Mentre Barnaba si aggira per le sale del museo, aggrappandosi ai dettagli per dare una forma ai dipinti - come del resto si fa con le nuvole -, la voce accesa e leggera di una donna gli si affianca. È Anne, di cui Barnaba non riesce ad afferrare nemmeno il colore esatto degli occhi.
Anne ha indovinato il suo segreto e inizia a descrivergli i quadri che lui quasi non vede. Tra i due nasce come un gioco fatto di pudica sensualità, di intima tenerezza. Perché Anne in alcuni casi mente, racconta quello che non c'è, inventa particolari. E Barnaba lo sa.
Ma il raccontare in sé non è in fondo un po' mentire? O forse è la possibilità di vedere oltre il dato sensibile, attraverso la capacità immaginativa? La voce di Anne, allora, diventa il filo da seguire nel labirinto che è il museo, che è la letteratura, alla scoperta di passaggi segreti, di percorsi di senso.

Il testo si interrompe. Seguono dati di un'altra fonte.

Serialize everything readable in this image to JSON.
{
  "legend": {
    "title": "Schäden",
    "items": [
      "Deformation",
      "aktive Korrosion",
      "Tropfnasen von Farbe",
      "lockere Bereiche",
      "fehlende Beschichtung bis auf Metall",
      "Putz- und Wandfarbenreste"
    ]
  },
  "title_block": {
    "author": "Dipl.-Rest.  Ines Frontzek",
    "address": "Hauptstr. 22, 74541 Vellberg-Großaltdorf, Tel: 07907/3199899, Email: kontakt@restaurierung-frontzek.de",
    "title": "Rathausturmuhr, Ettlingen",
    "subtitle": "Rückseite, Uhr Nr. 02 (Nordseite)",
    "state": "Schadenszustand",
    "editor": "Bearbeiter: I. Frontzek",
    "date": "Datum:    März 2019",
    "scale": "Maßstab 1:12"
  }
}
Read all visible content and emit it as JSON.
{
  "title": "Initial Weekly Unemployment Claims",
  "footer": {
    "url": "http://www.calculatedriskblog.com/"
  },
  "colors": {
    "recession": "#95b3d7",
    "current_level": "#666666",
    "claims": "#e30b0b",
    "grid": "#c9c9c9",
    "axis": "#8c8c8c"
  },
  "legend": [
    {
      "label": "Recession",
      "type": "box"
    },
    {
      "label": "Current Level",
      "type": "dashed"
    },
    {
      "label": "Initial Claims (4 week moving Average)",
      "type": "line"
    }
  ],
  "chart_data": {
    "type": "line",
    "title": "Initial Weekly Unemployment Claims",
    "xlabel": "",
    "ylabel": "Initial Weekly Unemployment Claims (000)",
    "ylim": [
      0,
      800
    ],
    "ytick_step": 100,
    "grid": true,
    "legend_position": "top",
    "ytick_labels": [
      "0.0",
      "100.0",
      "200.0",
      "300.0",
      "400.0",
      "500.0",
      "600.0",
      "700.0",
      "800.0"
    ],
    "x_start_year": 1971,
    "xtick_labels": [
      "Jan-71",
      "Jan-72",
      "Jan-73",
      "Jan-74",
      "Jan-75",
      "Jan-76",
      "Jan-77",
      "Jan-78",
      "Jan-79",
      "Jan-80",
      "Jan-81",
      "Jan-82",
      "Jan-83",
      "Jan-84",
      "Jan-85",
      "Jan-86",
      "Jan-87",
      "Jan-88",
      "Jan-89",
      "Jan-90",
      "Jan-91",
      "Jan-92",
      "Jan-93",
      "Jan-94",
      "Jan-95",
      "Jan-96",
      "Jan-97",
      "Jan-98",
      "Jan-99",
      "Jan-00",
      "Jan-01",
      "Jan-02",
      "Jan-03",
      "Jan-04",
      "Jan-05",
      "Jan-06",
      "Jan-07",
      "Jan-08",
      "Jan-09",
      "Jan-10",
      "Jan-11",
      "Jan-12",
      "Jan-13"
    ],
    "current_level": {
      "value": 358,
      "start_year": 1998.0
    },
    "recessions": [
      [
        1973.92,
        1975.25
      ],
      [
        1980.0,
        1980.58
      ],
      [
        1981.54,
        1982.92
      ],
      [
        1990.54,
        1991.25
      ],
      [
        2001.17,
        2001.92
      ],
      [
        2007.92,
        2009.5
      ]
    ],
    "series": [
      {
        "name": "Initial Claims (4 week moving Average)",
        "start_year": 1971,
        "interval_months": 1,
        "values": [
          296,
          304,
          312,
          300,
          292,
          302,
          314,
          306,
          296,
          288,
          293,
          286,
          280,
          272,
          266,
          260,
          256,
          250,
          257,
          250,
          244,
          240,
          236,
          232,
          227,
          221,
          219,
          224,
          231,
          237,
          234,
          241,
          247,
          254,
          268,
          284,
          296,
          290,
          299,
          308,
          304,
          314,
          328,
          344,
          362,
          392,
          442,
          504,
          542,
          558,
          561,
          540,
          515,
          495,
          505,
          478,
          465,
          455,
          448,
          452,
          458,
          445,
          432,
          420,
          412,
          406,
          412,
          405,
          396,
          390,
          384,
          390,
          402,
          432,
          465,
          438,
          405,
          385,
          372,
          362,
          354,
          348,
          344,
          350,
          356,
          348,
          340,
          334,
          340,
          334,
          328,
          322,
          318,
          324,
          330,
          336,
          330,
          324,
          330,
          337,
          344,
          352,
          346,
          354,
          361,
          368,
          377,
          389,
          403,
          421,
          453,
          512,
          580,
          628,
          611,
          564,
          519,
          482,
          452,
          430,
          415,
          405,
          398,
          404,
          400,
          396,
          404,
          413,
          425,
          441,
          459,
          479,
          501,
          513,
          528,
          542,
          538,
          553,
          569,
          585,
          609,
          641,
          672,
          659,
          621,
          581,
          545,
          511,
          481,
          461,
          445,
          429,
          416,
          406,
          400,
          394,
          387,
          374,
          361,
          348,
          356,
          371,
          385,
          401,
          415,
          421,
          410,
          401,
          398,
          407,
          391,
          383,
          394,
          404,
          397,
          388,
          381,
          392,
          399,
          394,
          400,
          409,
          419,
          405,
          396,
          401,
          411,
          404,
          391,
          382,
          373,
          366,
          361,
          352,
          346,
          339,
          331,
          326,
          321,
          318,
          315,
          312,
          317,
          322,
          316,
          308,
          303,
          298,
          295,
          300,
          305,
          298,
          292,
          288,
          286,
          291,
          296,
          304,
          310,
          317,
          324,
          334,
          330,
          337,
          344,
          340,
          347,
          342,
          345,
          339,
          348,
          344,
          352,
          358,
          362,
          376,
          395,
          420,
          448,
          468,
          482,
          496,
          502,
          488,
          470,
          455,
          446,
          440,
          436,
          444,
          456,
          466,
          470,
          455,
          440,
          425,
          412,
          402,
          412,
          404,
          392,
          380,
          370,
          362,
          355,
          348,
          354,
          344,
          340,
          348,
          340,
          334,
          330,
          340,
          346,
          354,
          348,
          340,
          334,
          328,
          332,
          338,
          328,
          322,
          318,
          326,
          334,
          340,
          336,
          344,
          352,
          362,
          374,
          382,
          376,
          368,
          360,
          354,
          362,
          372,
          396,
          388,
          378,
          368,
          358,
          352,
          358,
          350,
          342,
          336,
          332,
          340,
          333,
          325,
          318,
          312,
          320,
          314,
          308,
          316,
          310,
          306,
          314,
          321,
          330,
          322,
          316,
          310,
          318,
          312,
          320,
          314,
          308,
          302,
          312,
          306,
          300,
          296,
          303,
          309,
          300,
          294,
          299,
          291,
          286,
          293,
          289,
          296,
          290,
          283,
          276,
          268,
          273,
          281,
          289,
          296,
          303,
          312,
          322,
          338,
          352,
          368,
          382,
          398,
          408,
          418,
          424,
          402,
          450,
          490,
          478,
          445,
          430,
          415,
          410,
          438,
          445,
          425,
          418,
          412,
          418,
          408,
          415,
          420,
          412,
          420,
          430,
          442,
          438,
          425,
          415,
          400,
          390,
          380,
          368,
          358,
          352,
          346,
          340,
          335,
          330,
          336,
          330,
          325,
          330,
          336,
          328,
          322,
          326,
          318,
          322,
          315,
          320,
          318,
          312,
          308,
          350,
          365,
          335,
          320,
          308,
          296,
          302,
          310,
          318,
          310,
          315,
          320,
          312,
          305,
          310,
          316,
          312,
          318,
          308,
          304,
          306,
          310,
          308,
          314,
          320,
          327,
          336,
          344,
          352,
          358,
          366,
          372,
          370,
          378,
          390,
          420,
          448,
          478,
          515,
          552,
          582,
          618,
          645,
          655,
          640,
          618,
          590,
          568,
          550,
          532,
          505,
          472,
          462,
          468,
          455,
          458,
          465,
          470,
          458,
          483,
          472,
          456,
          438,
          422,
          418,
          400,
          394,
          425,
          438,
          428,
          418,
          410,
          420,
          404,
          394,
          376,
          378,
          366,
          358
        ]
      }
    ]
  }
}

E Barnaba si lascia condurre, prendendo a sua volta la parola per raccontare il «suo» Marat, in un continuo scambio di ruoli, quasi un codice amoroso.
La scrittura fluida e precisa di Daniele Del Giudice ci guida in questo racconto in cui i luoghi ancora una volta sono geografie dello spirito, e il dolore una porta da attraversare per attingere alla conoscenza.
Un testo breve in cui c'è tutta la potenza di un grande scrittore. L'atteso ritorno in libreria di un piccolo gioiello letterario uscito nel 1988 per Mondadori.